KUWADRO NUMERO UNO (Frame Number One). Published 1996. Author, Benilda S. Santos. Pasig City: Anvil Publishing, Inc. 108 pp.
The poet’s writing is much influenced by the bagay movement, as can be seen in the use of concrete images, clean lines, and the philosophical bent of some of the book’s major subjects. Santos employs these literary devices very well in the collection.
The seventy one (71) poems in Kuwadro are subdivided into seven sections categorized according to topics aptly titled “Pitak at Larawan,” or “ Rekwerdo ng Buwan.” The orderly presentation of subjects from women issues, individual concerns, to the beauty of nature facilitate understanding of the themes of spiritual awareness and human freedom. Santos’s poetry is of the lyrical and analogical kind that encourage readers to think about the common symbols used and think about their significant meanings.
Eight poems are in the moon section which center on the life-renewing powers of the celestial body. Ecstatic in tone, these pieces sound like prayers for the poor and the tired, that the moon’s cool light “touch their foreheads and take away the painful memories.”
“Ritwal ng Tubig” (Water Ritual) explores the real and symbolic power of the rain in human activities, as a source of blessing and harbinger of hope. The coming of the rainy season is creatively exploited by the writer to come up with the personal and quasi-historic scenes. Some are akin to the haiku in its conciseness and vivid effect while the others are pastoral in content and style.

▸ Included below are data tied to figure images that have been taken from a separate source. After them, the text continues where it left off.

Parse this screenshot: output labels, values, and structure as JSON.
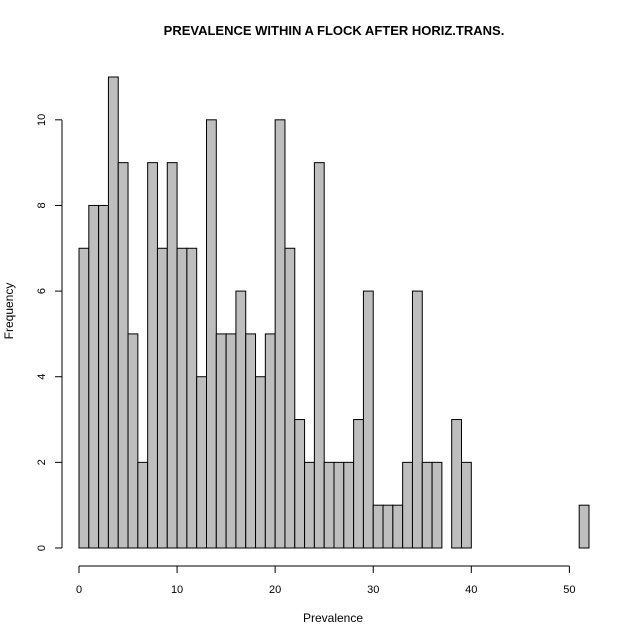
{
  "chart_data": {
    "type": "bar",
    "title": "PREVALENCE WITHIN A FLOCK AFTER HORIZ.TRANS.",
    "xlabel": "Prevalence",
    "ylabel": "Frequency",
    "xlim": [
      0,
      52
    ],
    "ylim": [
      0,
      11
    ],
    "x_ticks": [
      0,
      10,
      20,
      30,
      40,
      50
    ],
    "y_ticks": [
      0,
      2,
      4,
      6,
      8,
      10
    ],
    "bin_width": 1,
    "bin_start": 0,
    "values": [
      7,
      8,
      8,
      11,
      9,
      5,
      2,
      9,
      7,
      9,
      7,
      7,
      4,
      10,
      5,
      5,
      6,
      5,
      4,
      5,
      10,
      7,
      3,
      2,
      9,
      2,
      2,
      2,
      3,
      6,
      1,
      1,
      1,
      2,
      6,
      2,
      2,
      0,
      3,
      2,
      0,
      0,
      0,
      0,
      0,
      0,
      0,
      0,
      0,
      0,
      0,
      1
    ],
    "bar_color": "#bebebe",
    "edge_color": "#000000",
    "grid": false
  }
}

The short sections “Gayuma ng Hangin” (Wind’s Potion) and “Yugto-yugto” (Chapters) have themes similar to the other sections. In the first, the wind is used a main symbol and foreshadower of significant events, while the second features human activities that are likely to happen each month of the year. One of the most memorable pieces is “Sa Pagpasok ng Kuwaresma,” (As Lent Begins), the featured poem for March, about a mother who offers a mango to her child, and her inconsolable grief when the child dies in the horrific Ozone Disco fire accident.
Social commentaries and individual engagement to social issues pervade the last two sections of the book–”Komentaryo at Dokumentaryo” (Commentary and Documentary) and “Bendisyon ng Umaga” (Morning Blessing). The poet’s sense of drama and irony are shown in many of the monologues and meditations. One of the representative pieces is “Kay Tu Fu na Makauunawa Sa Hindi Ko Babanggitin sa Mga Taludtod Na Ito” (To Tu Fu Who Undestands What I Will Not Say Here) wherein a female lover talks about her affection to a rebel and the movement he represents. The poetic monologue ends in a conceit, or extraordinary image. The speaker accidentally bit the man in the lips as they kissed, wounding him, and she swallowed the blood. She swears this made her live more fully, all the more after the rebel was killed in a military encounter.
Another poem from the last section, “Kaibigang Nawaglit” (Lost Friend) is addressed to a friend who is out of the country and is sorely missed. Although this is a common subject, the piece is remarkable for its bright summer images, rendered in ecstatic diction that contrasts dramatically with the absence of the friend. This seems to be a recurring narrative in Santos’s work: the sad effect of a loved one’s absence from the persona’s life.
Kuwadro‘s contributes much to the modernist character of contemporary Filipino poetry through the foregrounding of a humane and feminine poetic voice. The pieces are conversational yet lyrical, personal yet engaged with social issues and concerns.